The holidays can be filled with love and joy, but when you’ve lost someone close to you, they can be filled with heartbreak and sadness.
I lost my father just eight short months ago and I am about to celebrate my first Christmas without him. It’s a devastating thought, and one that I’ve tried to push out of my mind for a long time. But I can picture my father saying “don’t be so foolish” and then revving up to sarcastically say “don’t smile, now, you might crack your makeup,” (he loved that one) at the mention of me being sad over the holidays.
So, in keeping with my father’s fun-loving and don’t-let-anything-get-you-down attitude, I’ve come up with a few ways to celebrate my first Christmas without him besides spending it in a dark corner by myself.
My first thought when I was trying to come up with a solution to surviving this Christmas season was to spend as much time as possible with somebody else’s family. I figured that way I could try to forget what was going on in my own family and act like everything was normal. I’ve since changed my mind – after spending the weekend with my brother and step-mom putting up our tree and tidying up the house, it reminded that it’s more important than ever to be around family this year. What helps anybody get through a terrible loss is a good support system and I definitely have that, so this year I’m going to take advantage of it and spend as much time as possible with them.
Talk About Him
When somebody passes away and leaves behind a lot of loved ones to grieve, talking about it is usually a no-no because the memories are too painful to dredge up and everyone is trying to forget the fact that they’ve lose somebody close to them. Without accepting that there’s been a loss, there’s no way to move on with the rest of your life. You don’t have to like it, just acknowledge that it happened. And then celebrate their life; share stories about them that only you knew, and talk about what you think they’d be doing right now. I’ll be remembering my father complaining about all the cleaning we have to do before our relatives come over for Christmas, just to have them mess up the house again, and I’ll be imagining him sitting in his lounge chair watching awful 70s game shows while my step-mom scrambles around to get everything ready. Of course he’ll ask if she needs his help, but she’ll decline, because she knows better.

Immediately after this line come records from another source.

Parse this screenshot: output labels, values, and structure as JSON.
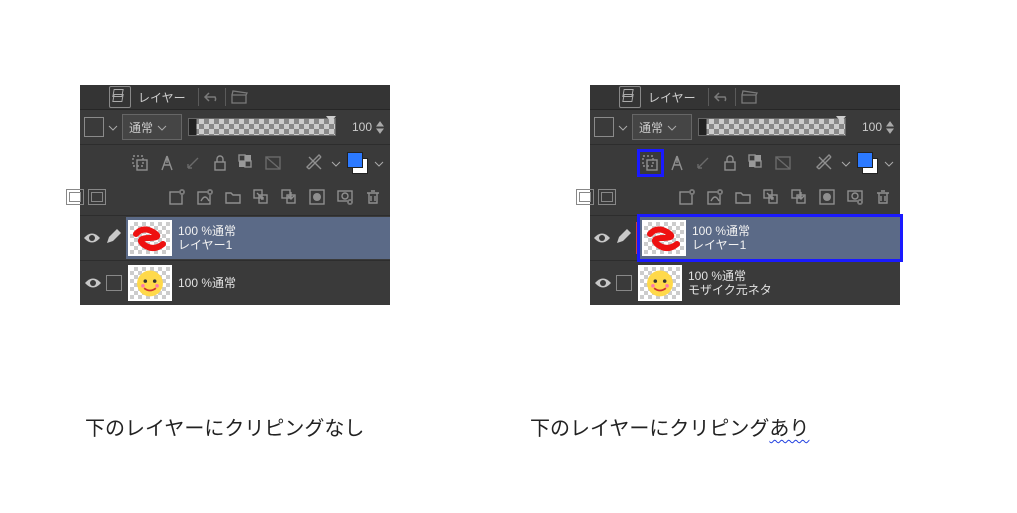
{
  "shared": {
    "panel_title": "レイヤー",
    "blend_mode": "通常",
    "opacity_value": "100"
  },
  "panels": {
    "left": {
      "layers": [
        {
          "line1": "100 %通常",
          "line2": "レイヤー1"
        },
        {
          "line1": "100 %通常",
          "line2": ""
        }
      ]
    },
    "right": {
      "layers": [
        {
          "line1": "100 %通常",
          "line2": "レイヤー1"
        },
        {
          "line1": "100 %通常",
          "line2": "モザイク元ネタ"
        }
      ]
    }
  },
  "captions": {
    "left": "下のレイヤーにクリピングなし",
    "right_prefix": "下のレイヤーにクリピング",
    "right_wavy": "あり"
  }
}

Sometimes it may seem like it would be too painful to carry on with traditions that used to involve a loved one who isn’t around anymore, but it can actually be quite comforting, and it’s a small way to honor them. My dad used to love setting off his own fireworks in the park every New Year’s Eve. He’d collect fireworks from various places throughout the year and get us all out to enjoy the display. It has been a few years since we’ve done that; as we got older we started having our own plans on New Year’s Eve so we weren’t around. This year, however, we’re going to set off the biggest and brightest display of fireworks and share the great memories we had of my father lighting the fireworks every year, and be grateful to my father for starting this tradition.
Give Myself Permission to Feel Okay
There’s no doubt in my mind that this Christmas will be sad. It’s going to be really hard to enjoy myself knowing that my father isn’t around to help us decorate the tree or eat my step-mom’s Christmas cookies. But there will be moments when it won’t be so bad. There will be tears, and that’s okay; but there will also be laughter, and that’s okay too. Anyone who knew my father would know that he would not want anyone moping around during Christmas. It’s okay to feel sad about losing a loved one, but it’s also okay to feel happy about the ones you still have around you.
Cherish the Ones That Are Still Around
If losing my father has taught me anything, it’s that life is short. That’s why it’s so important for me, now more than ever, to make the most of the time I have with my family and friends that are still around. The reason I was able to deal with my father’s passing is because I have no regrets; he and I have an infinite number of amazing memories and inside jokes and I cherish each one of those with every day that passes. And should I lose another loved one, God forbid, I want to be able to say the same thing when that time comes. So for now, while I still have them on this earth, I’m going to cherish the crap out of my family, and you should too.